Гай посмотрел на меня невидящим взглядом.
— Эту дилемму разрешил Всевышний, или, по крайней мере, так я тогда полагал. Однажды зимним вечером, когда она сидела у огня, из очага выпрыгнул уголек, и от него ее платье вспыхнуло. Она умерла от ожогов и болевого шока на следующий день.
— Ты никогда не рассказывал об этом, — сказал я. — Мне очень жаль…
— Это было очень давно. Случившееся заставило меня отвернуться от Бога, разочароваться в мирской жизни. Я неистовствовал. Мне и раньше приходилось изучать психические болезни, а теперь я с каким-то ожесточением стал копаться в самых черных закоулках человеческого сознания. Для меня это было время отчаяния, но, как говорит Фома Аквинский, такое может стать ступенькой на лестнице мистической любви. Со временем я снова обрел способность ощущать любовь Господа и вернулся к Церкви. Хотя, честно говоря, какая-то часть меня до сих пор не может простить Ему моей утраты, что делает меня еще большим грешником.
Впервые я увидел на глазах Гая слезы и понял: моего друга что-то тревожит, причем тревожит очень сильно.
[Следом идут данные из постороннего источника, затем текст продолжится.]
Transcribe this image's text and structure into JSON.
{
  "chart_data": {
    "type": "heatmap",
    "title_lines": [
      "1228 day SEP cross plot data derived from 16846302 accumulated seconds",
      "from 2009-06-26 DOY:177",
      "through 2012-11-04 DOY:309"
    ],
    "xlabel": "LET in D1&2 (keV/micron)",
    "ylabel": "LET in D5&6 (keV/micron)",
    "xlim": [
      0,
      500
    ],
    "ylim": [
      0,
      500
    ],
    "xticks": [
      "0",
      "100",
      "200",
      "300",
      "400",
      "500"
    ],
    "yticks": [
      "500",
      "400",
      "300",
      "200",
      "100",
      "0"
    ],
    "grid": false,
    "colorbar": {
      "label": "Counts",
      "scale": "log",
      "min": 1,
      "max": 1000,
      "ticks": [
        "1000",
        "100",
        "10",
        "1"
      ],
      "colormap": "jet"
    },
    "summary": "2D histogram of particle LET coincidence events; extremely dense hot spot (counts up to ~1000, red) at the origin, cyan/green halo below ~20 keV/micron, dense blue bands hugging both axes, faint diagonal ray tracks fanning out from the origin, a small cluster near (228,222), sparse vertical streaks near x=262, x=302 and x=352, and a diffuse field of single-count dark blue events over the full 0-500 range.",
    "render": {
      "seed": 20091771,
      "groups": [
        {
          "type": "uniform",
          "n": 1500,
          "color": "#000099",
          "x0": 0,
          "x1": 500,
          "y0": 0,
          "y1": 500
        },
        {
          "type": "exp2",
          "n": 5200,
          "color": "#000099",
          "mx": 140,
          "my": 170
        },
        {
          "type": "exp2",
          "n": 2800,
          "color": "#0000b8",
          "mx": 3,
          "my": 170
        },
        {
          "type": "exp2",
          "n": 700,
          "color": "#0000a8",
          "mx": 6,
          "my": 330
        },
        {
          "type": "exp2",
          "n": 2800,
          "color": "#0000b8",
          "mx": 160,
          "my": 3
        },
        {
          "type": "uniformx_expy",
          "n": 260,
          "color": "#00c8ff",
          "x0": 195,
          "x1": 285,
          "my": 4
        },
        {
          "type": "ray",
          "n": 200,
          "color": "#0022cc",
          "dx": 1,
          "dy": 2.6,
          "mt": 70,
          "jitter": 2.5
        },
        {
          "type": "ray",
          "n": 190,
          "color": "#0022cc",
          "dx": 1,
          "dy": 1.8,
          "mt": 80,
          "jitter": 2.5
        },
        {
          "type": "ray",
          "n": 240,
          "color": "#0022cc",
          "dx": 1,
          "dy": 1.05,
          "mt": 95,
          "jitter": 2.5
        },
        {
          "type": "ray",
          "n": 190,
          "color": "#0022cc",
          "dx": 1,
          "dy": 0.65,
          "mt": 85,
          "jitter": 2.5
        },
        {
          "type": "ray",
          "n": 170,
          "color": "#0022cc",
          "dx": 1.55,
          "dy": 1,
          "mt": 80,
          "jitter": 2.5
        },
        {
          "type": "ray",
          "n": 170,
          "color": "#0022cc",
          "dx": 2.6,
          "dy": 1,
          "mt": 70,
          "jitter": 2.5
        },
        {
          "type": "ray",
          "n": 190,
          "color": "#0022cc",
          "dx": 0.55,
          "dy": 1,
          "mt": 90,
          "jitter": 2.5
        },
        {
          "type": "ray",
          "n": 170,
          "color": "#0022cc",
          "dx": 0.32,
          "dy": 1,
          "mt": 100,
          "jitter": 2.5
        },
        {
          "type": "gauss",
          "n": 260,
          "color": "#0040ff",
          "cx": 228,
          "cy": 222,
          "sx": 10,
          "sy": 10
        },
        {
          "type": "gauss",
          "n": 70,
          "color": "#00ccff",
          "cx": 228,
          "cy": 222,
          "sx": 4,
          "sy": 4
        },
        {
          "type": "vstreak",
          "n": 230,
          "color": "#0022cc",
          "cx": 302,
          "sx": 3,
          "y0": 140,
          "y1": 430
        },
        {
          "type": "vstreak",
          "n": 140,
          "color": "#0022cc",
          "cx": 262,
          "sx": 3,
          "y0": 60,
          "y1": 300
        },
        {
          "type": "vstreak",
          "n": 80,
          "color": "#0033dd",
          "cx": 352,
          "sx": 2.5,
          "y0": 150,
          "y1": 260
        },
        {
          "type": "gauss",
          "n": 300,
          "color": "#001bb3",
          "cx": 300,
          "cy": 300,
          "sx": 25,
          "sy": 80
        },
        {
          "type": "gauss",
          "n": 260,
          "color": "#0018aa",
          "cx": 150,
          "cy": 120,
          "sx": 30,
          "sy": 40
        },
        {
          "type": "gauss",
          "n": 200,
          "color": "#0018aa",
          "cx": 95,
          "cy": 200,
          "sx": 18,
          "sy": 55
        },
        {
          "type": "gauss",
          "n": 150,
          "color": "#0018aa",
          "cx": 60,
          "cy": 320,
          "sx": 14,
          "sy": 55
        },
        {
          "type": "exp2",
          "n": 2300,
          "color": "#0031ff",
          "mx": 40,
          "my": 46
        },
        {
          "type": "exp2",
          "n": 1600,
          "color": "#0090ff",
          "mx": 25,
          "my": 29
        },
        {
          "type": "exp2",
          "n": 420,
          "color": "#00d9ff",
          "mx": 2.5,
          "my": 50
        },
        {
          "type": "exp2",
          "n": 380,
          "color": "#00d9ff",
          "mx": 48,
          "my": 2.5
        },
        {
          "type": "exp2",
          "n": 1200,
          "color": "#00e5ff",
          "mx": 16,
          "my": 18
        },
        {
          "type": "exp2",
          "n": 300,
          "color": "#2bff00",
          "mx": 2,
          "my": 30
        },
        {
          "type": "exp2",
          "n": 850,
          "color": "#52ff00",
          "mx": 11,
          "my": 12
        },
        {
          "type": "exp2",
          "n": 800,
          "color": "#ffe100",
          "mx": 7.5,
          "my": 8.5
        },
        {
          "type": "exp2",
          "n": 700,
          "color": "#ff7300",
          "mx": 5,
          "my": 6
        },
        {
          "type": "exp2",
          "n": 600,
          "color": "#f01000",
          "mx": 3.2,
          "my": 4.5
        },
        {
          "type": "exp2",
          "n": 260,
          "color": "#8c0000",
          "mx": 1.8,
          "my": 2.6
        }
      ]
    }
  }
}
Я открыл было рот, но он заговорил первым.
— Когда я был молод, в Париже бурно обсуждали один случай. Этот человек вот уже шестьдесят лет как умер, но люди, когда им хотелось испытать острые ощущения, говорили о нем. Его звали маршал Жиль де Рец.
— Кто это?
— Он был французским бароном и землевладельцем, блестящим военачальником, воевавшим на стороне Жанны д'Арк против англичан, и внешне совершенно нормальным человеком. Но когда он удалился от дел и поселился в своем поместье в Бретани, бывший маршал стал похищать детей и убивать их самыми ужасными, садистскими способами.